Communication as a whole, not just email. The failures to address this, point to an inherent limitation of the systems we've built for computation. You'll have to revisit automata theory, and have some knowledge of why CPUs are able to do work at the lowest levels of abstraction.

Boiling it down, it comes down to system properties that are preserved, and Von-Neumann Architecture acts as a DFA. Computers act on a single state at any one time, moving only ever one edge on a abstract state graph at each operation.

People generally are considered NFAs that can operate on multiple states and decompose states, and have a wider range of problems in the types of problems we can solve.

This is abstract but the gist is, the computer follows an abstract rail of decisions that is really quite dumb, but necessarily so, and it doesn't halt or runaway except with bugs, because we preserve properties limiting the math to areas where it cannot have the problems except outside the working environment (i.e. power loss, hardware failure etc).

There's a reduction to an abstract algebra system inherent in the architecture by preserving certain properties in the design. You first run across this paradigm in first year EE (Systems and Signals) and a course is available on OCW if you haven't taken that, detailed knowledge is not needed though unless you plan on designing these hardware systems.

Any time you have an underlying state that is both true and false given the same state (the message), and in adversarial environments the property requirements for computation are broken. This can naturally occurs in any communication system, and the hoops we have to jump through that we add on in the form of requirements is defining a way to differentiate that hidden state indirectly by the presence of the requirements which good actors follow more closely than bad actors. This is decomposing the state in structure from an NFA type problem to a series of DFA type problems as I'm sure you might recall from your Compiler Design Courses (if you've taken them), or learned from the Dragon Book.

Any message sent must be sent in an identical structure. Any bad actor will adapt to ensure their messages get sent through flooding and raising the noise floor. Any good actor will adapt in a number of ways sometimes by no longer using a system that doesn't provide benefit. You can only operate on the same state.

If you can only process and interact with the message structure itself. No computation system will ever be able to skew what is sent or received so that only the legitimate messages are sent, and the illegitimate ones aren't. Everything goes through the same point. With everything going through, the noise floor is so high nothing gets through, and communication is the sharing of meaning/signal between two parties, people adapt and abandon the system for systems that work.

The core issue is a fundamental computer science issue.

When a computer hardware system first boots up, the bringup stage in hardware sets up the constraints needed to do work. Ask yourself what about the design of computers today prevents the classic unsolved computer science problems and you'll find this staring back. Halting and Decidability (usually).

There are impossible to solve problems, because we've proven that math is incomplete, which impacts on decideability.

Computers work on specific principles, and when you don't understand or know how those work you can easily jump to magical conclusions that simply do not work or have a basis in reality.

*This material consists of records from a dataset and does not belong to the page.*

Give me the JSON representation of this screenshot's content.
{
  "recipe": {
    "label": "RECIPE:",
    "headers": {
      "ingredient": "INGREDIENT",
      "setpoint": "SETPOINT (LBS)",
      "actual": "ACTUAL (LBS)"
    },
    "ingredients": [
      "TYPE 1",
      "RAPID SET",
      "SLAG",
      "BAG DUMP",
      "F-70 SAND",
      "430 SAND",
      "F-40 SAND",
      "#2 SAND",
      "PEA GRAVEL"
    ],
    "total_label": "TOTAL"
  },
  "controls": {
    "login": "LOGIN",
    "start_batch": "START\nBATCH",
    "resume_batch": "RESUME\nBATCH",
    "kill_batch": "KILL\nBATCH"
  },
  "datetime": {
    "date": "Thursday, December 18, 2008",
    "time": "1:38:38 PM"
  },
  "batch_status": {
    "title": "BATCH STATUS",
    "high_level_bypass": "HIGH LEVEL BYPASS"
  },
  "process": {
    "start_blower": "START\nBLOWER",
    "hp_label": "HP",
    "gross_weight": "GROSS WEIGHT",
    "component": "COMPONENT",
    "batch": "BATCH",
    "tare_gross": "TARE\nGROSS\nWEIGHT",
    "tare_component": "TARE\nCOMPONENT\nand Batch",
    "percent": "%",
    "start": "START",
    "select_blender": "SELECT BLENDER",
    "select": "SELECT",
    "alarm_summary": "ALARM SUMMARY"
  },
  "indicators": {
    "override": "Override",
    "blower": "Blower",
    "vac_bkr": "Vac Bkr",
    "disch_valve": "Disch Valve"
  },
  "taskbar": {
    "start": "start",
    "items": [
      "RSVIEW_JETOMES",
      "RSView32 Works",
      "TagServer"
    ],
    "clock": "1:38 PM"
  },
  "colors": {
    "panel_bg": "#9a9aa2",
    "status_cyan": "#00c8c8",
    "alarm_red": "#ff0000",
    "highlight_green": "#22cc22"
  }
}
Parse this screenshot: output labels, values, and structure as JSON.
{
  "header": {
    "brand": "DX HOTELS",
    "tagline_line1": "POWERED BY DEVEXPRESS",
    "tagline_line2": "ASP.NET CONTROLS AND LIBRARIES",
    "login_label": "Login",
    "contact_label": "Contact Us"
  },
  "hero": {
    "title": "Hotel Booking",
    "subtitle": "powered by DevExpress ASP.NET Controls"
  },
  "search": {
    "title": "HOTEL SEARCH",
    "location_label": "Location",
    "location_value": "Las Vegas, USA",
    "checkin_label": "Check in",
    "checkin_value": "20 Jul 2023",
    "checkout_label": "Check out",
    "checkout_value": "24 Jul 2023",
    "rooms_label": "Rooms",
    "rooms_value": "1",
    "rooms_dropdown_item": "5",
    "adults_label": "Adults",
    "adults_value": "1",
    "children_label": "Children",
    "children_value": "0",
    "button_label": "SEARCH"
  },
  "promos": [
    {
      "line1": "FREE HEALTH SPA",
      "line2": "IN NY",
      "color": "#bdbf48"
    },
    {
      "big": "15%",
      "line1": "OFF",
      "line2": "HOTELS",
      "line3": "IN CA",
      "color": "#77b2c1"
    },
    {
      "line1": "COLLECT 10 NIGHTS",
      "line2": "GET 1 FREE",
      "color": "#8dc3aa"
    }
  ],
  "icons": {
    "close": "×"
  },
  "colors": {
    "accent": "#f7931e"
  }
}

A very simple example of this same problem demonstrates this. You are given two spreadsheets without distinct (unique) names. You have 10,000 rows of employees, and you have a list to deactivate 400 people's accounts in an hour, the list of people to be deactivated is by name. You have a script to do all that's necessary for that for individual accounts given a specific account, but some of those people's names are identical to others, and they are different people. The first match you happen to see is the CEO.

How do you solve this?

If you pass the names to automation blindly, you'll deactivate people's accounts that should not be deactivated and you get fired. If you don't in the time period alotted, your fired. How do you solve this?

The only possible way to solve this given the constraints is you ask for a list that includes a unique identifier for the people that need to be deactivated, and a matching list to work from and then the automation can work.

If you just did it blindly, the computer would do it blindly. It has no way to know otherwise. The function is a deactivation so it would deactivate every item passed to it, ending in... you are fired.

There is no other way that does not result in you being fired. Fuzzy matching doesn't work because without the identifier you know that one of those two or three needs to be deactivated but you don't know which, and getting it wrong ends in you being fired. This type of problem is called decidability.

You get the same types of this subtle problem all over automation in different forms. Like in Linux with ldd's output, which is why it fails silently when passed to any automation. The overloaded null state means two different things, and its undecidable when it flattens, and if you examine it carefully it breaks regular expressions. Why? That property isn't preserved.

You are used to dealing with the top of the stack where these properties are preserved, unless you or others break them with a bug.